A rabbit brain that was once stored in a deep-frozen state has been thawed, without damage to the vital organ. But, can this new technique be used to successfully freeze and thaw the brains of larger animals, - even humans?
The Brain Preservation Foundation (BPF) set a challenge for biologists to thaw a brain without damage to the component neurons. This Small Mammal Prize, which began five years ago, was now been successfully completed.
This new study could be used to develop new techniques in treating brain diseases. The success of this project might also be a first step toward, one day, preserving human brains. Without damage to the neurons, even memories might be preserved.
"Every neuron and synapse looks beautifully preserved across the entire brain. Simply amazing given that I held in my hand this very same brain when it was vitrified glassy solid... This is not your father's cryonics," Kenneth Hayworth, BPF President, said.
The next step in research is epitomized by the Large Mammal Prize. In order to win the award, researchers would need to successfully freeze and thaw a pig brain using techniques that could be applied to human patients facing imminent death. One group of contestants, calling themselves 21st Century Medicine, has already submitted an entry that is being subjected to analysis.
Researchers who won the completed prize will be awarded a total of $26,735.
Significant damage is caused to the brain by ice crystals using traditional freezing methods. To get around this problem, researchers in this new study used a process called vitrification. This technique takes advantage of cryoprotectants to prevent damage to the neurons during the cooling and thawing processes. The brains were stored at -211 degrees Fahrenheit. One large question facing biologists is how well neurons will need to be preserved in order to properly store memories after death.
Study of how the brain reacts to freezing and defrosting could also assist researchers in developing new techniques to treat diseases and disorders of the organ, including Alzheimer's. One team of investigators is currently working to image the entire brain of a mouse using an electron microscope, in an effort to better understand how neurons in the organ connect together to process thoughts, senses, and memory.

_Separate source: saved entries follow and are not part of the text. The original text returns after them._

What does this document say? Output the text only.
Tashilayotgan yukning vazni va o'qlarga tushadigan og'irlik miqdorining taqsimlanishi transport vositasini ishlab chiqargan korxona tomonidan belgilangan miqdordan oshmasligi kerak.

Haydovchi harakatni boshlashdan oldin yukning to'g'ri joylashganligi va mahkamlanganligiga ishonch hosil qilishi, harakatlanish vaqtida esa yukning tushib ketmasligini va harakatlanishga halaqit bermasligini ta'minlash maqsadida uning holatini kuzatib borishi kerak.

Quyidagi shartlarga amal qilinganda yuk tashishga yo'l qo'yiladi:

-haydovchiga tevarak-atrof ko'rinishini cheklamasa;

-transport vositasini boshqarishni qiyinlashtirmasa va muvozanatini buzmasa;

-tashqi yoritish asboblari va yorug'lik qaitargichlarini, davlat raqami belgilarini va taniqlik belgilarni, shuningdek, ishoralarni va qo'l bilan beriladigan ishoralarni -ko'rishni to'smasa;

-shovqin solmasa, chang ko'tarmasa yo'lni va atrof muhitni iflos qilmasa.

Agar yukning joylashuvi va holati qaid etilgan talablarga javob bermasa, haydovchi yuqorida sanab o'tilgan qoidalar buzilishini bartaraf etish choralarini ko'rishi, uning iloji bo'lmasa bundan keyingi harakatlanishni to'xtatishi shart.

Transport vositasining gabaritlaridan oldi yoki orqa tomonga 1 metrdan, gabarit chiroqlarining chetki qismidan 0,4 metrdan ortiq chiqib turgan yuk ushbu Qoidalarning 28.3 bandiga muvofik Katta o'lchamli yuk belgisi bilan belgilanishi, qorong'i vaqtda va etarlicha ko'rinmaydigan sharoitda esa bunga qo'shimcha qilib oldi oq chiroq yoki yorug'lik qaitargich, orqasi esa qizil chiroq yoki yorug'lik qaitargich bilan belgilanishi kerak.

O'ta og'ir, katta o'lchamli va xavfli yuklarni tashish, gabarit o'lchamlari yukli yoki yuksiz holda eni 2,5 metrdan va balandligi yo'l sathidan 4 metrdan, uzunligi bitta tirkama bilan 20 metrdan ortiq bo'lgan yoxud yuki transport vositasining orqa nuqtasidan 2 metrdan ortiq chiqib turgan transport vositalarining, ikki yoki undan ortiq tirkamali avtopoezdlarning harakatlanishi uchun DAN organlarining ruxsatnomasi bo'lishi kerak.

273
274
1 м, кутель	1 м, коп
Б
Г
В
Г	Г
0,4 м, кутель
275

This study is expected to take several years to complete.
If memories can be preserved following freezing and thawing of brains, the technique could be used to provide a form of immortality for those who select to undergo the process.
For years, researchers, as well as much of the general public, has sought a way of preserving the human brain in stasis, awaiting a time when medical science will have advanced enough to cure whichever disease was responsible for the terminal condition.
Walt Disney, the famed animator, is popularly believed to be frozen in death, awaiting a future during which he will be thawed. However, this story is false. His funeral was carried out by his family with a great deal of privacy. This desire, combined with Disney's love of theatrics, likely sparked this urban legend.
Analysis of process of thawing a frozen rabbit brain was published in the journal Cryobiology.